South Korea is one of the few countries whose domestic box office is larger than that of the United States. After decades of hardship under Japanese colonization, authoritative military governments, censorship, and strict regulation, South Korean cinema is booming. This, combined with its success in the international film festival circuit, has led Asian film scholar Chris Berry to call it, “a full service cinema” that includes “a range of modes of production and consumption,” distinguishing it from other Asian film industries, like those in Hong Kong and Taiwan, that focus almost entirely on commercial filmmaking.

The success of the South Korean industry is something that Professor Nam Lee wants students at Chapman to understand and appreciate.

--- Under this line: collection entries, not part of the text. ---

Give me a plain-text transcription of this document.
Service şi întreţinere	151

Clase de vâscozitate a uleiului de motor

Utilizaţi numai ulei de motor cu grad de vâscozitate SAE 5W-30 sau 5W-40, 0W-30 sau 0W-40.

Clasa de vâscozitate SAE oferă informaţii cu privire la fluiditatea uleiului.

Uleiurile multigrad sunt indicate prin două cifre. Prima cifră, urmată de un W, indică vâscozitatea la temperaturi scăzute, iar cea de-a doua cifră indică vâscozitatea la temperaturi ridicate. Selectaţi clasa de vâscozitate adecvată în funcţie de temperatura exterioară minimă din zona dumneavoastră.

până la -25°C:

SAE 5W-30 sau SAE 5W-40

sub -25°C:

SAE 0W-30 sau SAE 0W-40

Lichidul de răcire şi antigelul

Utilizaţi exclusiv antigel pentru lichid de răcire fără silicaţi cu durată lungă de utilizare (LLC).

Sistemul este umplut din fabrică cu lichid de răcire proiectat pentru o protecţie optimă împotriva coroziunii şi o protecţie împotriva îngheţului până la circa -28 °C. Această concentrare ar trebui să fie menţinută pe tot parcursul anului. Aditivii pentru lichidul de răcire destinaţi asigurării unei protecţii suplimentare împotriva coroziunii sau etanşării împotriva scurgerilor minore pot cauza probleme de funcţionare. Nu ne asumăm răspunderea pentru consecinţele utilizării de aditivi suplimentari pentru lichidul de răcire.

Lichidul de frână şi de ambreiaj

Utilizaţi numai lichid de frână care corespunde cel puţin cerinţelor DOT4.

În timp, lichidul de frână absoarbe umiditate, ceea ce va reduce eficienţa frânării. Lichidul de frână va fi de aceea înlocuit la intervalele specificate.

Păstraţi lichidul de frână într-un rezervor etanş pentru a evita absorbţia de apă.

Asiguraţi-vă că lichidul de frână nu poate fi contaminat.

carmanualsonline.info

“When I first came to Chapman, one of my goals and duties was to create a connection with the Asian film communities,” said Professor Lee. “In 2009, I helped organize a film festival at Chapman that would introduce current Asian and Korean films in partnership with the Busan Film Festival. With this venture drawing to a close, I am now trying to continue that effort in a different way, turning the three-day festival into a 15-week class.”

Lee’s Korean Cinema Today class introduces students to a variety of Korean films, including Veteran, a political thriller involving a corrupt millionaire whose questionable investments lead to a criminal investigation, and Memories of Murder, a movie based on the real life criminal investigation of an unsolved murder.

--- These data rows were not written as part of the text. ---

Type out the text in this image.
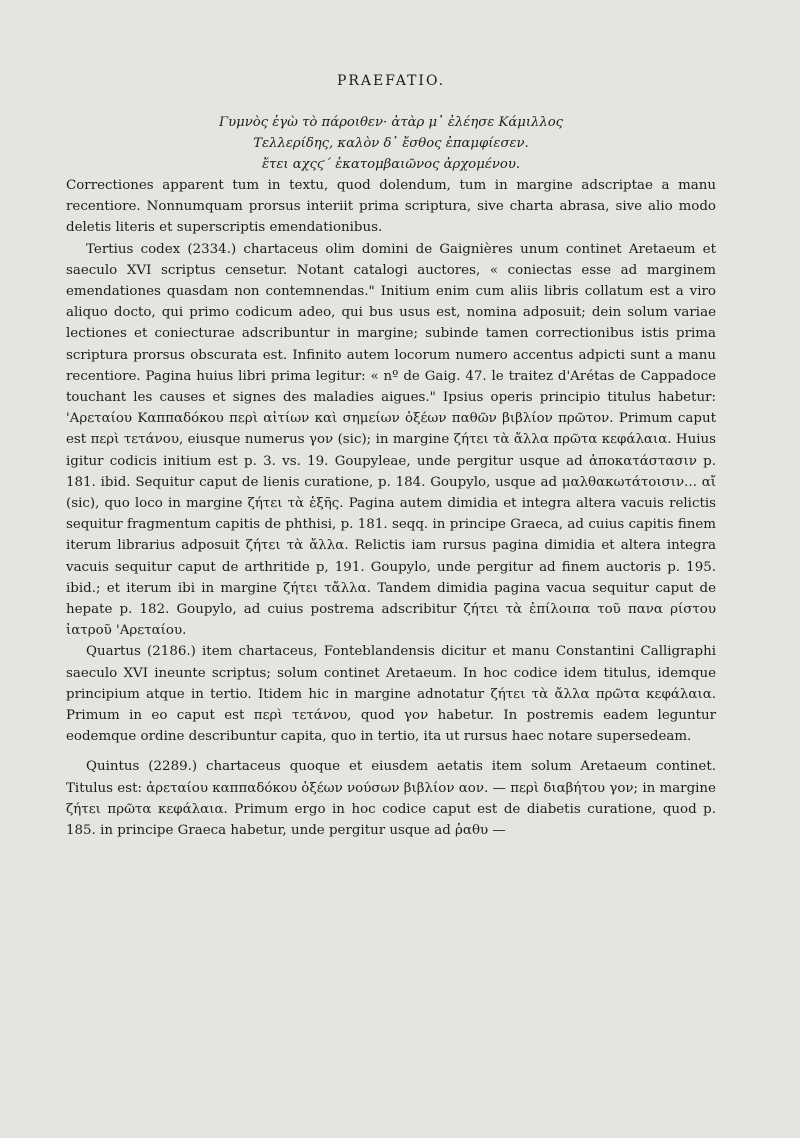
PRAEFATIO.
Γυμνὸς ἐγὼ τὸ πάροιθεν· ἀτὰρ μ᾽ ἐλέησε Κάμιλλος
Τελλερίδης, καλὸν δ᾽ ἔσθος ἐπαμφίεσεν.
ἔτει αχςϛ´ ἑκατομβαιῶνος ἀρχομένου.

Correctiones apparent tum in textu, quod dolendum, tum in margine adscriptae a manu recentiore. Nonnumquam prorsus interiit prima scriptura, sive charta abrasa, sive alio modo deletis literis et superscriptis emendationibus.

Tertius codex (2334.) chartaceus olim domini de Gaignières unum continet Aretaeum et saeculo XVI scriptus censetur. Notant catalogi auctores, « coniectas esse ad marginem emendationes quasdam non contemnendas." Initium enim cum aliis libris collatum est a viro aliquo docto, qui primo codicum adeo, qui bus usus est, nomina adposuit; dein solum variae lectiones et coniecturae adscribuntur in margine; subinde tamen correctionibus istis prima scriptura prorsus obscurata est. Infinito autem locorum numero accentus adpicti sunt a manu recentiore. Pagina huius libri prima legitur: « nº de Gaig. 47. le traitez d'Arétas de Cappadoce touchant les causes et signes des maladies aigues." Ipsius operis principio titulus habetur: 'Αρεταίου Καππαδόκου περὶ αἰτίων καὶ σημείων ὀξέων παθῶν βιβλίον πρῶτον. Primum caput est περὶ τετάνου, eiusque numerus γον (sic); in margine ζήτει τὰ ἄλλα πρῶτα κεφάλαια. Huius igitur codicis initium est p. 3. vs. 19. Goupyleae, unde pergitur usque ad ἀποκατάστασιν p. 181. ibid. Sequitur caput de lienis curatione, p. 184. Goupylo, usque ad μαλθακωτάτοισιν... αἴ (sic), quo loco in margine ζήτει τὰ ἑξῆς. Pagina autem dimidia et integra altera vacuis relictis sequitur fragmentum capitis de phthisi, p. 181. seqq. in principe Graeca, ad cuius capitis finem iterum librarius adposuit ζήτει τὰ ἄλλα. Relictis iam rursus pagina dimidia et altera integra vacuis sequitur caput de arthritide p, 191. Goupylo, unde pergitur ad finem auctoris p. 195. ibid.; et iterum ibi in margine ζήτει τἄλλα. Tandem dimidia pagina vacua sequitur caput de hepate p. 182. Goupylo, ad cuius postrema adscribitur ζήτει τὰ ἐπίλοιπα τοῦ πανα ρίστου ἰατροῦ 'Αρεταίου.

Quartus (2186.) item chartaceus, Fonteblandensis dicitur et manu Constantini Calligraphi saeculo XVI ineunte scriptus; solum continet Aretaeum. In hoc codice idem titulus, idemque principium atque in tertio. Itidem hic in margine adnotatur ζήτει τὰ ἄλλα πρῶτα κεφάλαια. Primum in eo caput est περὶ τετάνου, quod γον habetur. In postremis eadem leguntur eodemque ordine describuntur capita, quo in tertio, ita ut rursus haec notare supersedeam.

Quintus (2289.) chartaceus quoque et eiusdem aetatis item solum Aretaeum continet. Titulus est: ἀρεταίου καππαδόκου ὀξέων νούσων βιβλίον αον. — περὶ διαβήτου γον; in margine ζήτει πρῶτα κεφάλαια. Primum ergo in hoc codice caput est de diabetis curatione, quod p. 185. in principe Graeca habetur, unde pergitur usque ad ῥαθυ —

Students in the class have also meet Korean filmmakers, like first-time director July Lung, whose film A Girl at My Door was invited to the Cannes Film Festival this year, and director Seung-wan Ryoo, known for his action films and outspoken criticism of corporate and political injustice.

If the descriptions of these films make it seem like South Koreans are preoccupied with issues of criminal and political corruption, that’s no coincidence.

“Korea has a long tradition of social realism,” says Professor Lee. “Even commercial movies, like the monster film, The Host, deal with issues of injustice and corruption, with government soldiers chasing the victims instead of the monster.

“A lot of this stems from the country’s historical experience. Korea endured 36 years of Japanese colonization and is the only nation still divided by Cold War ideologies. There is a lot of distrust of government and that distrust is reflected in the country’s films. I want students to see that and to appreciate that good stories come from being conscious of the world around us.”